Michael Lynche: "In the spirit of Elvis, Michael could bring a little more of the storyteller out," Adam said. But Michael protested, saying that Simon had told him he was too theatrical.  Who would Big Mike listen to?

Big Mike sang "In the Ghetto." I enjoyed his gospel/bluesy rendition of the song. Big Mike was tough and tender but forgettable, and that's what he got for listening to Simon.

Randy: "A little sleepy for me, but those were hot vocals. Hot! Hot!" Simmer down there, Randy.

Simon: "A million billion times better than last week. It was a terrific choice of song. Well done!" Simon was playing favorites.

Katie Stevens
was angry and confused about the judges' feedback.

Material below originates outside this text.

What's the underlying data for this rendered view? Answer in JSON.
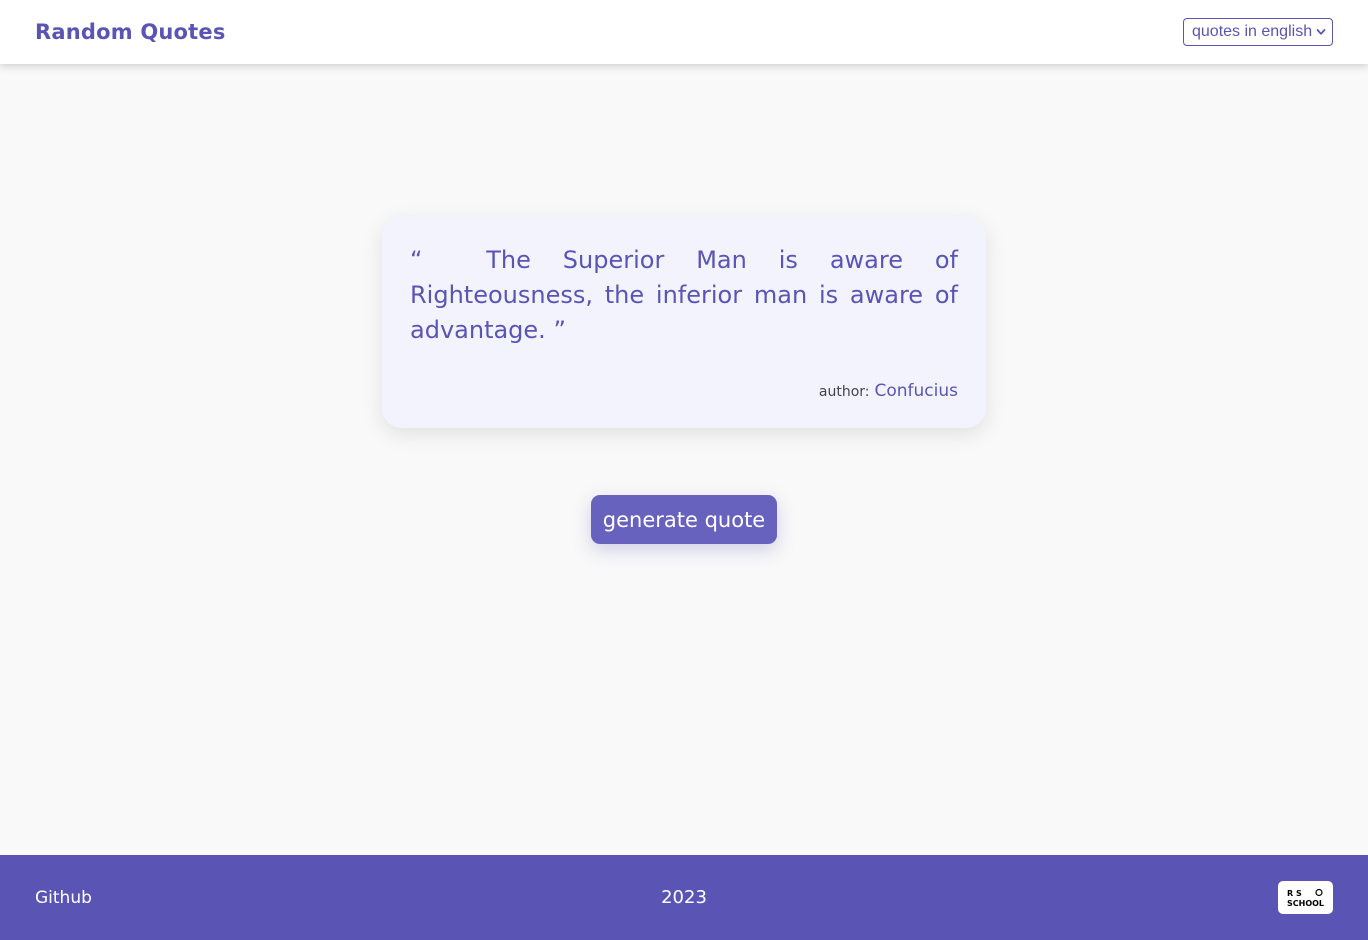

Adam encouraged her to show that anger. "Let it out, sell it a little more, make us believe it!"

Katie sang "Baby What You Want Me to Do." There was something disturbingly old about Katie.She'd adopted that bobblehead motion of Kara's, and it was not a good look. And she never managed to come close to sounding angry. I loved Katie's voice. It was spectacular, but as a performer, I felt like she was faking it.

Ellen: "It was a very horny song." Ugh. Ellen was flirting with Katie. Isn't Katie a minor?

Simon: "For me, it was loud and a bit annoying. Again, I just didn't like the song very much. The other judges liked it, so it really doesn't matter what I think." Another clear sign of resignation from Simon.

Casey James' song, "Lawdy, Miss Clawdy," started abruptly, as if in mid-performance. It was  perfectly fine, but it was also amnesia-inducing. I would have loved it if he had sang, "Love Me Tender." But Kara may have gone all crazy cougar on us and made a spectacle out of herself. Oh wait, she's already done that all season long.

Randy: " I didn't see anything different but another solid performance."

Kara: "We know you have brilliance, and that wasn't." I told you he should have sang "Love Me Tender"!

Simon: "A wasted opportunity, but your vocal was good."

Let's face it. Watching season nine of "American Idol" is not unlike being a motorist who slows down to see the wreckage, death and disaster of a car crash. There's something morbidly fascinating about seeing all that destruction up close and personal. We are such an unevolved species.

So, Wednesday night there will be a double elimination. I can't tell you how much relief that brings me.

My top three: Crystal, Lee and Casey (in no particular order).

Bottom three:  Aaron, Andrew and Siobhan, with a fond buh-bye to Aaron and Andrew.

Poor Elvis. He was most likely rolling over in his grave. At this rate, I'll be joining him soon.